So I have an Excel dataset with 2 sheets that I want to read using pandas. To make the code more dynamic, I decided to store the sheet names list into a variable which I later pass into the 'get' method to create separate DataFrames for both.
import pandas as pd
# access all sheets as one DataFrame
excel_file = pd.ExcelFile(r"C:\Users\user\Desktop\example.xlsx")
email_list = pd.read_excel(excel_file)
sheets = excel_file.sheet_names
# separate sheets into separate DataFrames.

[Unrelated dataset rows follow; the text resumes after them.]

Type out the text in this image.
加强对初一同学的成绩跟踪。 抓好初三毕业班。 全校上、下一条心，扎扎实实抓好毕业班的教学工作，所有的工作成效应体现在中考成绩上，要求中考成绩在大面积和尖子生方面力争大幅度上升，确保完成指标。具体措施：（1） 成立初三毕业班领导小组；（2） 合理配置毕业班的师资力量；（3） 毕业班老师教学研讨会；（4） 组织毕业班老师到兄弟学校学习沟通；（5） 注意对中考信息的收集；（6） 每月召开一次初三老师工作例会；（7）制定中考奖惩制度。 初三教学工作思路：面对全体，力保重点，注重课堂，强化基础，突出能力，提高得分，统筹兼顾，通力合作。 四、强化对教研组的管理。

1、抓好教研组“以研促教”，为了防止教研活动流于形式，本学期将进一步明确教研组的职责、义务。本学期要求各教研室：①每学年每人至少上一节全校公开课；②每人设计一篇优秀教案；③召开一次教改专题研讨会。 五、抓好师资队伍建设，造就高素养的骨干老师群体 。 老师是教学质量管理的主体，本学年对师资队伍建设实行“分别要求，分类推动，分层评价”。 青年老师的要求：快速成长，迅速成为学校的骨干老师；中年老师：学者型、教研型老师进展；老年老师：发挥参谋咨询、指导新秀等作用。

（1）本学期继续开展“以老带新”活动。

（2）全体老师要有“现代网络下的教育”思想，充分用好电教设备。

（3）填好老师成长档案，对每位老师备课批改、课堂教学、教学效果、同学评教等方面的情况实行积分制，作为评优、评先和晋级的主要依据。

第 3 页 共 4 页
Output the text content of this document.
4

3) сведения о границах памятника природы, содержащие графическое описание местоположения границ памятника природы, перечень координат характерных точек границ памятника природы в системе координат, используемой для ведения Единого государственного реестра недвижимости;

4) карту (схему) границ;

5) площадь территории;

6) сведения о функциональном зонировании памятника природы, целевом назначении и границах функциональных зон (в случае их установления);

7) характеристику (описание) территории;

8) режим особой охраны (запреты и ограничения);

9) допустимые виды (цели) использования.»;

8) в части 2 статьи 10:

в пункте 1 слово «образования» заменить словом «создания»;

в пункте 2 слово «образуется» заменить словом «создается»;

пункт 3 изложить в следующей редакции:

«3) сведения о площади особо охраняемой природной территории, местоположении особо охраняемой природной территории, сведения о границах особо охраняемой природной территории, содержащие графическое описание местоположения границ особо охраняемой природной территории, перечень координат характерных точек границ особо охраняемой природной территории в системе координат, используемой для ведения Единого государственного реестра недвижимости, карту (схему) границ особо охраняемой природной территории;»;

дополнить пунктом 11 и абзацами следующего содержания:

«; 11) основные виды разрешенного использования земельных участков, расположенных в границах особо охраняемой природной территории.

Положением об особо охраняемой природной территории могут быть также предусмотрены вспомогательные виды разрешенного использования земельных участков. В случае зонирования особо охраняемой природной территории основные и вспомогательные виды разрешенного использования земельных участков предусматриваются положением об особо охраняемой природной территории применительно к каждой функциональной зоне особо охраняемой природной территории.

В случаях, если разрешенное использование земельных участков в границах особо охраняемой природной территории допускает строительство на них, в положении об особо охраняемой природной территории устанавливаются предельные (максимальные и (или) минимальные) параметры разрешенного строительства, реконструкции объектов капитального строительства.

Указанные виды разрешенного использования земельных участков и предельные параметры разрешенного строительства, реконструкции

sheet1 = email_list.get(sheets[0])
sheet2 = email_list.get(sheets[1])
Then from these DataFrames I exract a column of emails as a Series
sheet1list = sheet1['Email']
sheet2list = sheet2['Email']
But when I run it, I run into the following error:
Traceback (most recent call last):
File "c:\Users\ga201\Desktop\My Python Projects\main.py", line 30, in <module>
sheet1list = sheet1['Email']
TypeError: 'NoneType' object is not subscriptable
Why does it make the
sheet1
variable a NoneType?Is there a way to actually use it through variables or is the only way to type in the sheet name?
Just curious. I've tried using f strings, but they don't work either.
CodePudding user response:
You're misinterpreting the default behaviour of pd.read_excel. If you don't specify the parameter sheet_name
, the function will only return the first sheet as a DataFrame.
Use email_list = pd.read_excel(excel_file, sheet_name=None)
to get DataFrames for all sheets.
The return value will now be a dictionary of DataFrames with the sheet_names as keys.